A Paris, l’ambassadeur n’a pas daigné recevoir des mains du groupe de manifestants une lettre souscrite par la Commission Ethique de la Vérité pour la Colombie exigeant que soient réunies les conditions pour la libération de Pablo Emilio Moncayo. En France, cette lettre avait été signée par 570 citoyen(ne)s françai(se)s.

Cette expression de solidarité avec les Colombiennes et Colombiens pour la Paix a été organisée par les comités Libertad-France (FICIB Libertad) soutenus par le groupe récemment formé des Colombiennes et Colombiens pour la Paix – France, et par la Coordination Populaire Colombienne à Paris.

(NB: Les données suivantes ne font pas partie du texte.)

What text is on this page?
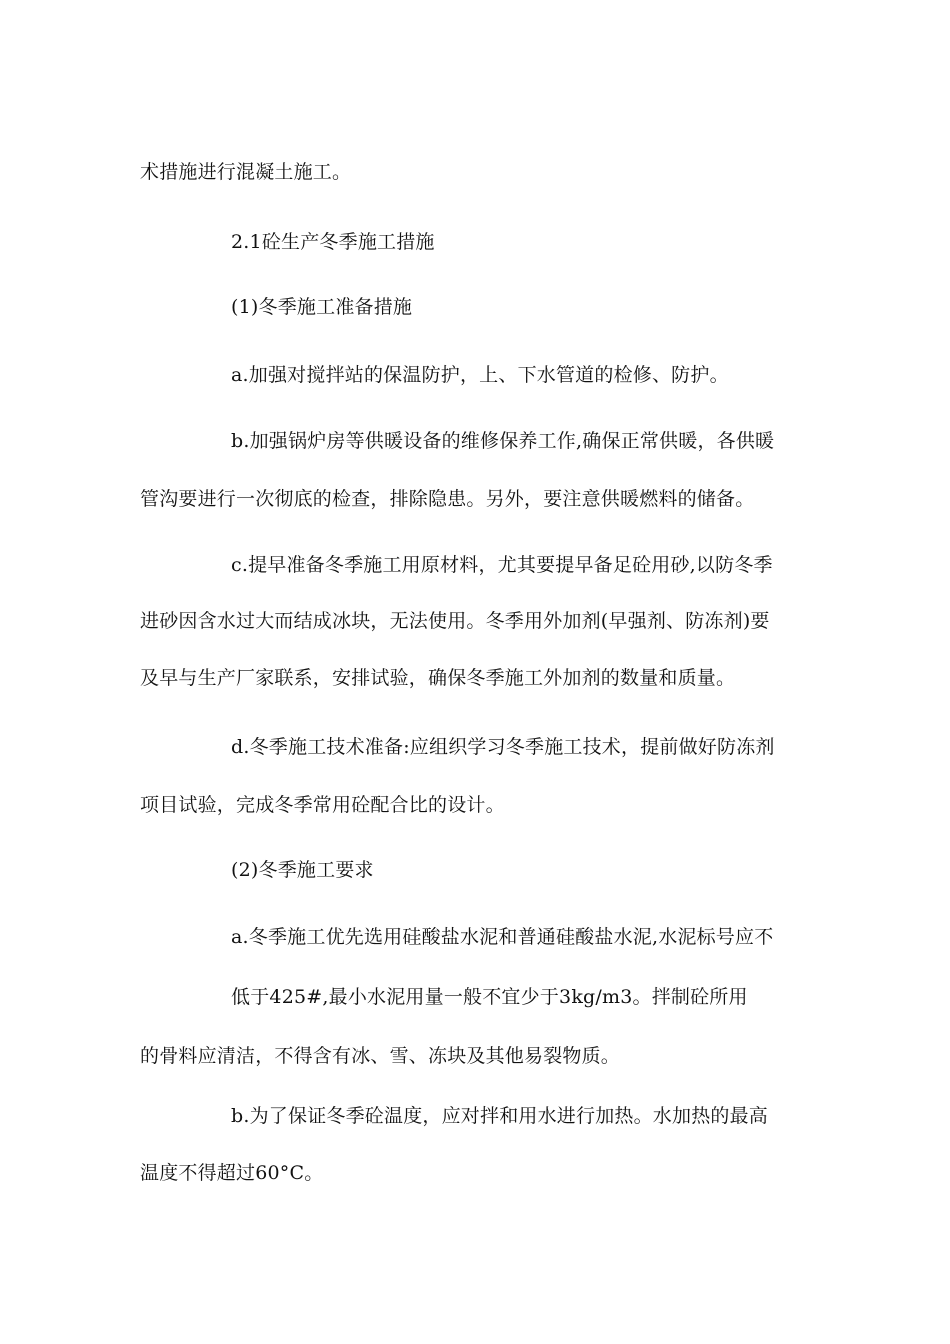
术措施进行混凝土施工。
2.1砼生产冬季施工措施
(1)冬季施工准备措施
a.加强对搅拌站的保温防护，上、下水管道的检修、防护。
b.加强锅炉房等供暖设备的维修保养工作,确保正常供暖，各供暖
管沟要进行一次彻底的检查，排除隐患。另外，要注意供暖燃料的储备。
c.提早准备冬季施工用原材料，尤其要提早备足砼用砂,以防冬季
进砂因含水过大而结成冰块，无法使用。冬季用外加剂(早强剂、防冻剂)要
及早与生产厂家联系，安排试验，确保冬季施工外加剂的数量和质量。
d.冬季施工技术准备:应组织学习冬季施工技术，提前做好防冻剂
项目试验，完成冬季常用砼配合比的设计。
(2)冬季施工要求
a.冬季施工优先选用硅酸盐水泥和普通硅酸盐水泥,水泥标号应不
低于425#,最小水泥用量一般不宜少于3kg/m3。拌制砼所用
的骨料应清洁，不得含有冰、雪、冻块及其他易裂物质。
b.为了保证冬季砼温度，应对拌和用水进行加热。水加热的最高
温度不得超过60°C。
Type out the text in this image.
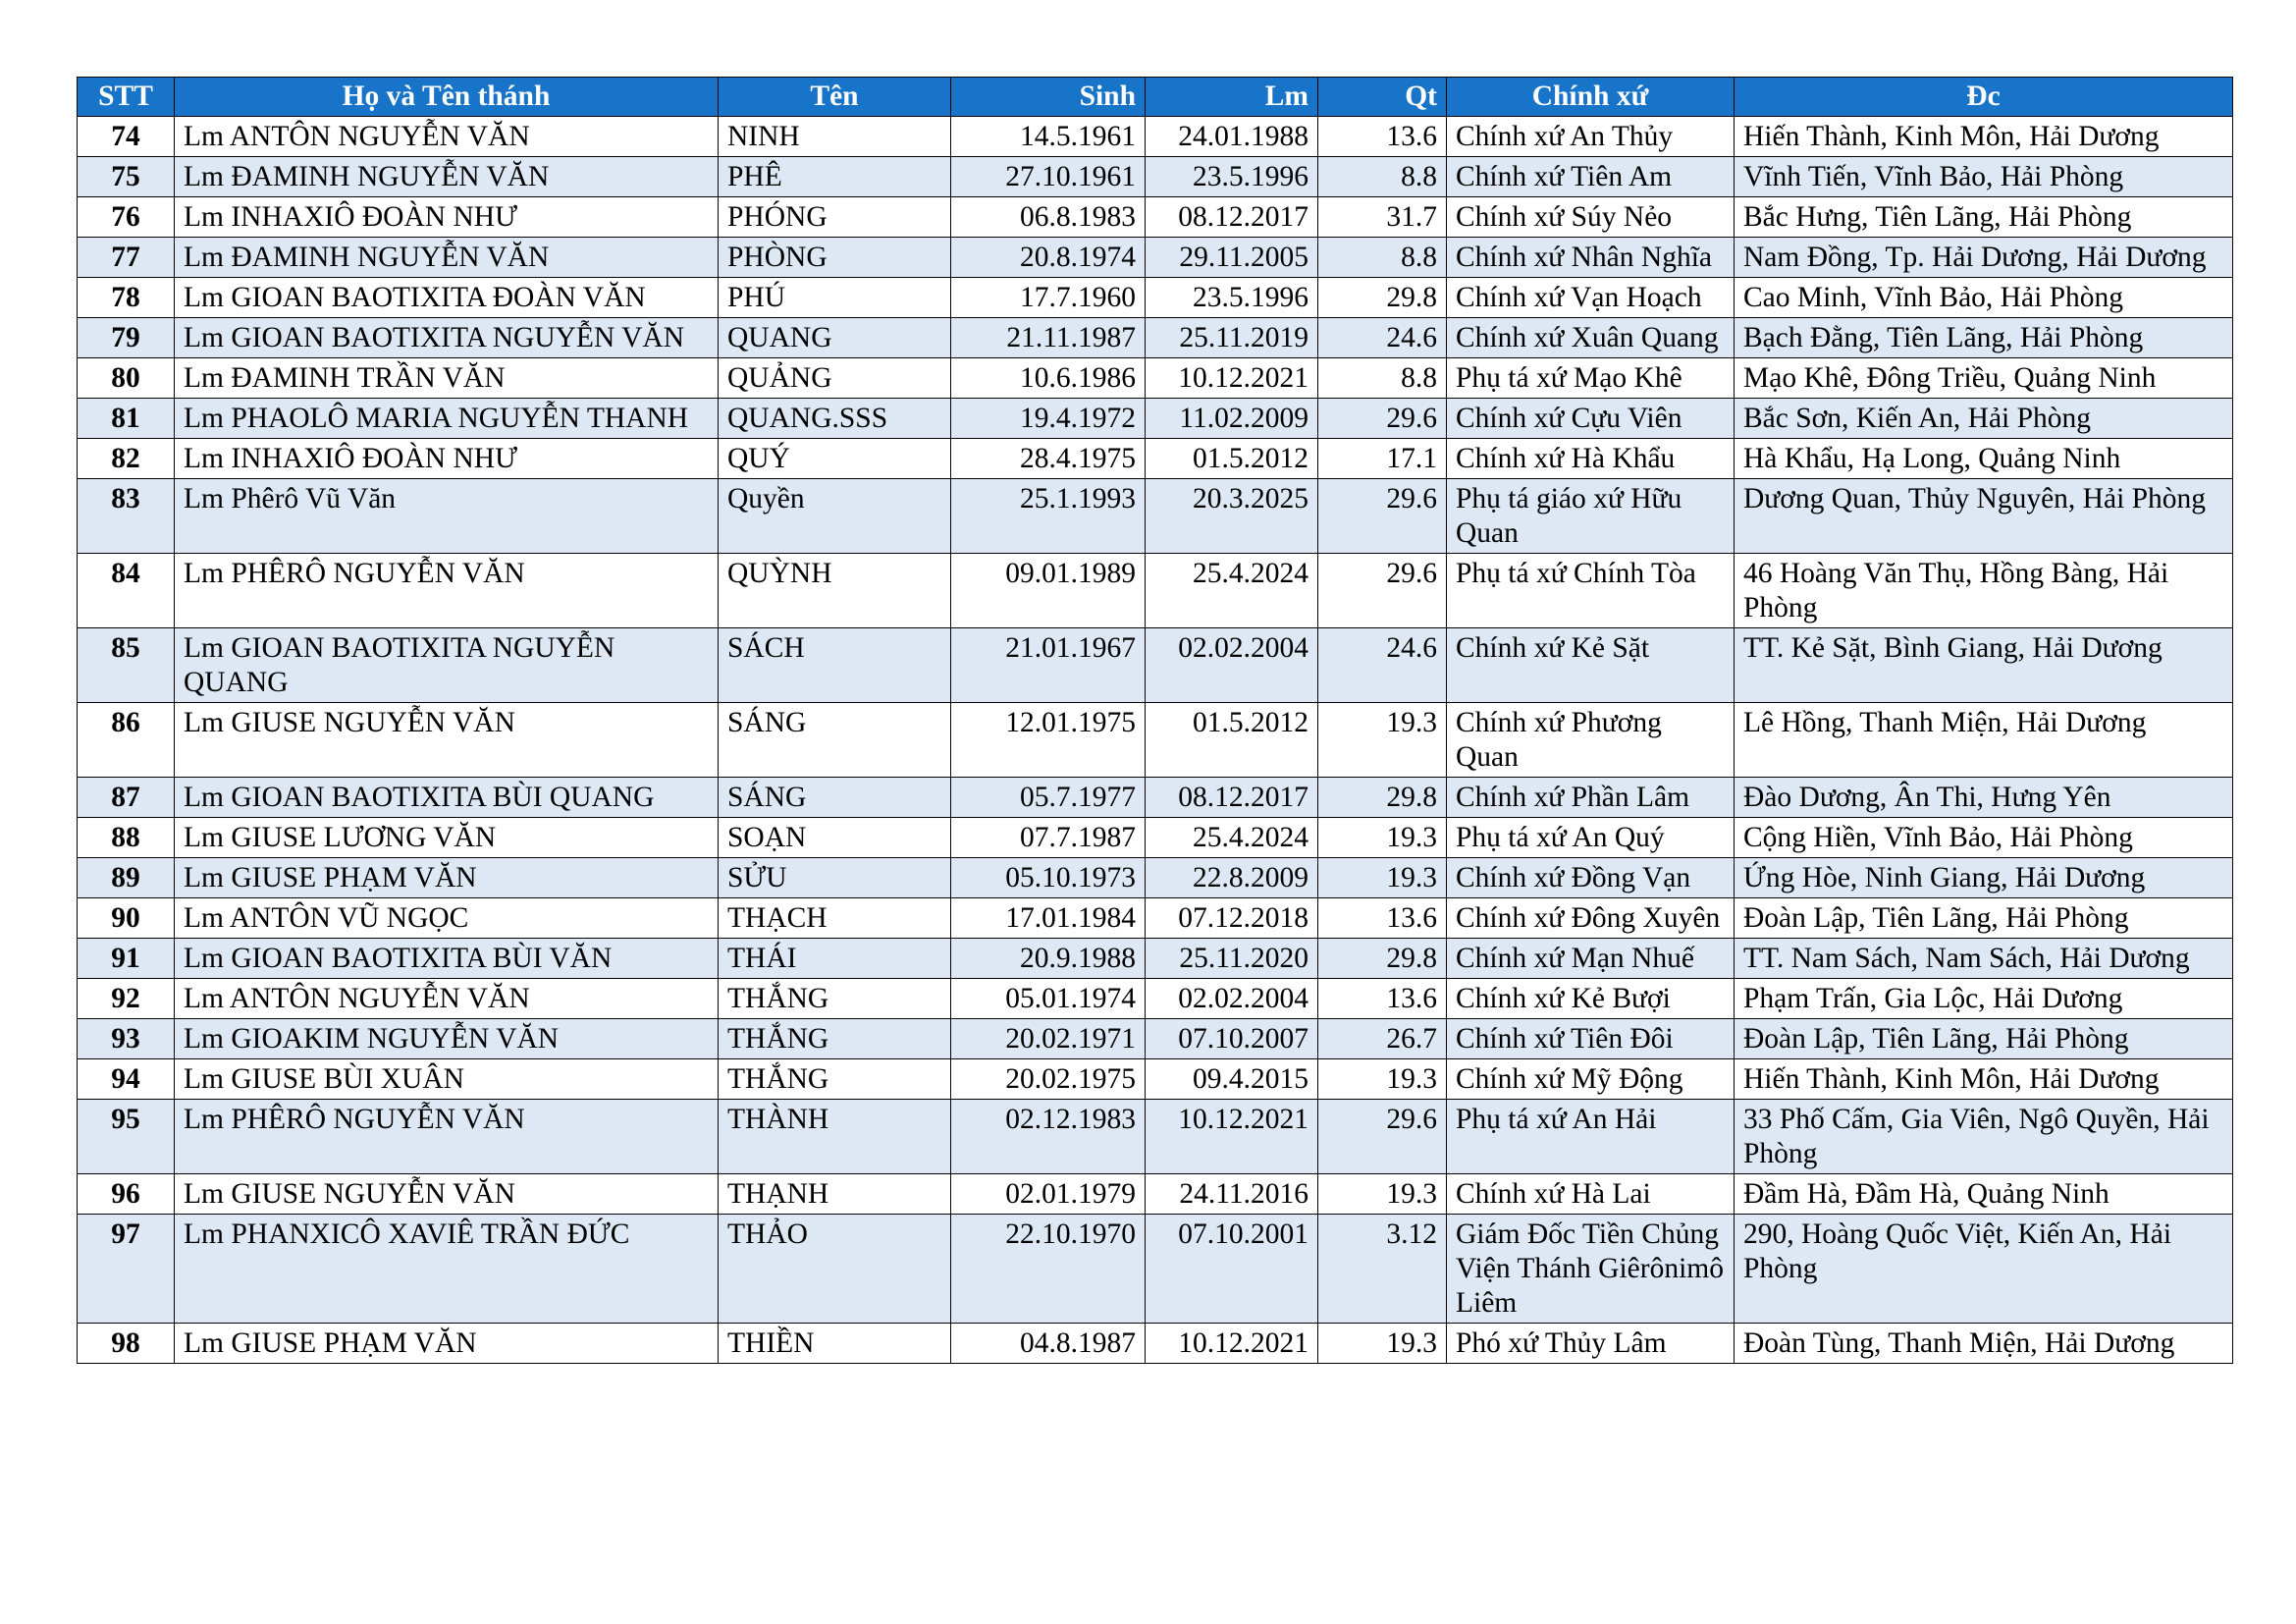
STT	Họ và Tên thánh	Tên	Sinh	Lm	Qt	Chính xứ	Đc
74	Lm ANTÔN NGUYỄN VĂN	NINH	14.5.1961	24.01.1988	13.6	Chính xứ An Thủy	Hiến Thành, Kinh Môn, Hải Dương
75	Lm ĐAMINH NGUYỄN VĂN	PHÊ	27.10.1961	23.5.1996	8.8	Chính xứ Tiên Am	Vĩnh Tiến, Vĩnh Bảo, Hải Phòng
76	Lm INHAXIÔ ĐOÀN NHƯ	PHÓNG	06.8.1983	08.12.2017	31.7	Chính xứ Súy Nẻo	Bắc Hưng, Tiên Lãng, Hải Phòng
77	Lm ĐAMINH NGUYỄN VĂN	PHÒNG	20.8.1974	29.11.2005	8.8	Chính xứ Nhân Nghĩa	Nam Đồng, Tp. Hải Dương, Hải Dương
78	Lm GIOAN BAOTIXITA ĐOÀN VĂN	PHÚ	17.7.1960	23.5.1996	29.8	Chính xứ Vạn Hoạch	Cao Minh, Vĩnh Bảo, Hải Phòng
79	Lm GIOAN BAOTIXITA NGUYỄN VĂN	QUANG	21.11.1987	25.11.2019	24.6	Chính xứ Xuân Quang	Bạch Đằng, Tiên Lãng, Hải Phòng
80	Lm ĐAMINH TRẦN VĂN	QUẢNG	10.6.1986	10.12.2021	8.8	Phụ tá xứ Mạo Khê	Mạo Khê, Đông Triều, Quảng Ninh
81	Lm PHAOLÔ MARIA NGUYỄN THANH	QUANG.SSS	19.4.1972	11.02.2009	29.6	Chính xứ Cựu Viên	Bắc Sơn, Kiến An, Hải Phòng
82	Lm INHAXIÔ ĐOÀN NHƯ	QUÝ	28.4.1975	01.5.2012	17.1	Chính xứ Hà Khẩu	Hà Khẩu, Hạ Long, Quảng Ninh
83	Lm Phêrô Vũ Văn	Quyền	25.1.1993	20.3.2025	29.6	Phụ tá giáo xứ Hữu Quan	Dương Quan, Thủy Nguyên, Hải Phòng
84	Lm PHÊRÔ NGUYỄN VĂN	QUỲNH	09.01.1989	25.4.2024	29.6	Phụ tá xứ Chính Tòa	46 Hoàng Văn Thụ, Hồng Bàng, Hải Phòng
85	Lm GIOAN BAOTIXITA NGUYỄN QUANG	SÁCH	21.01.1967	02.02.2004	24.6	Chính xứ Kẻ Sặt	TT. Kẻ Sặt, Bình Giang, Hải Dương
86	Lm GIUSE NGUYỄN VĂN	SÁNG	12.01.1975	01.5.2012	19.3	Chính xứ Phương Quan	Lê Hồng, Thanh Miện, Hải Dương
87	Lm GIOAN BAOTIXITA BÙI QUANG	SÁNG	05.7.1977	08.12.2017	29.8	Chính xứ Phần Lâm	Đào Dương, Ân Thi, Hưng Yên
88	Lm GIUSE LƯƠNG VĂN	SOẠN	07.7.1987	25.4.2024	19.3	Phụ tá xứ An Quý	Cộng Hiền, Vĩnh Bảo, Hải Phòng
89	Lm GIUSE PHẠM VĂN	SỬU	05.10.1973	22.8.2009	19.3	Chính xứ Đồng Vạn	Ứng Hòe, Ninh Giang, Hải Dương
90	Lm ANTÔN VŨ NGỌC	THẠCH	17.01.1984	07.12.2018	13.6	Chính xứ Đông Xuyên	Đoàn Lập, Tiên Lãng, Hải Phòng
91	Lm GIOAN BAOTIXITA BÙI VĂN	THÁI	20.9.1988	25.11.2020	29.8	Chính xứ Mạn Nhuế	TT. Nam Sách, Nam Sách, Hải Dương
92	Lm ANTÔN NGUYỄN VĂN	THẮNG	05.01.1974	02.02.2004	13.6	Chính xứ Kẻ Bượi	Phạm Trấn, Gia Lộc, Hải Dương
93	Lm GIOAKIM NGUYỄN VĂN	THẮNG	20.02.1971	07.10.2007	26.7	Chính xứ Tiên Đôi	Đoàn Lập, Tiên Lãng, Hải Phòng
94	Lm GIUSE BÙI XUÂN	THẮNG	20.02.1975	09.4.2015	19.3	Chính xứ Mỹ Động	Hiến Thành, Kinh Môn, Hải Dương
95	Lm PHÊRÔ NGUYỄN VĂN	THÀNH	02.12.1983	10.12.2021	29.6	Phụ tá xứ An Hải	33 Phố Cấm, Gia Viên, Ngô Quyền, Hải Phòng
96	Lm GIUSE NGUYỄN VĂN	THẠNH	02.01.1979	24.11.2016	19.3	Chính xứ Hà Lai	Đầm Hà, Đầm Hà, Quảng Ninh
97	Lm PHANXICÔ XAVIÊ TRẦN ĐỨC	THẢO	22.10.1970	07.10.2001	3.12	Giám Đốc Tiền Chủng Viện Thánh Giêrônimô Liêm	290, Hoàng Quốc Việt, Kiến An, Hải Phòng
98	Lm GIUSE PHẠM VĂN	THIỀN	04.8.1987	10.12.2021	19.3	Phó xứ Thủy Lâm	Đoàn Tùng, Thanh Miện, Hải Dương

Face au refus du gouvernement d’offrir les garanties minimales posées par les FARC EP qui, auparavant, avaient permis la libération de 7 personnes, les citoyens français et la communauté colombienne à Paris continuent à exiger de l’Etat que d’une part, il permette que la famille Moncayo soit dans la joie de retrouver son fils et que, d’autre part, un échange humanitaire entre les 21 détenus ou otages et des guérilleros prisonniers soit possible.

 

Bogotá, 12 mai 2009. COMMISSION INTERECCLESIALE DE JUSTICE ET PAIX : Voir Justicia y Paz en Colombia.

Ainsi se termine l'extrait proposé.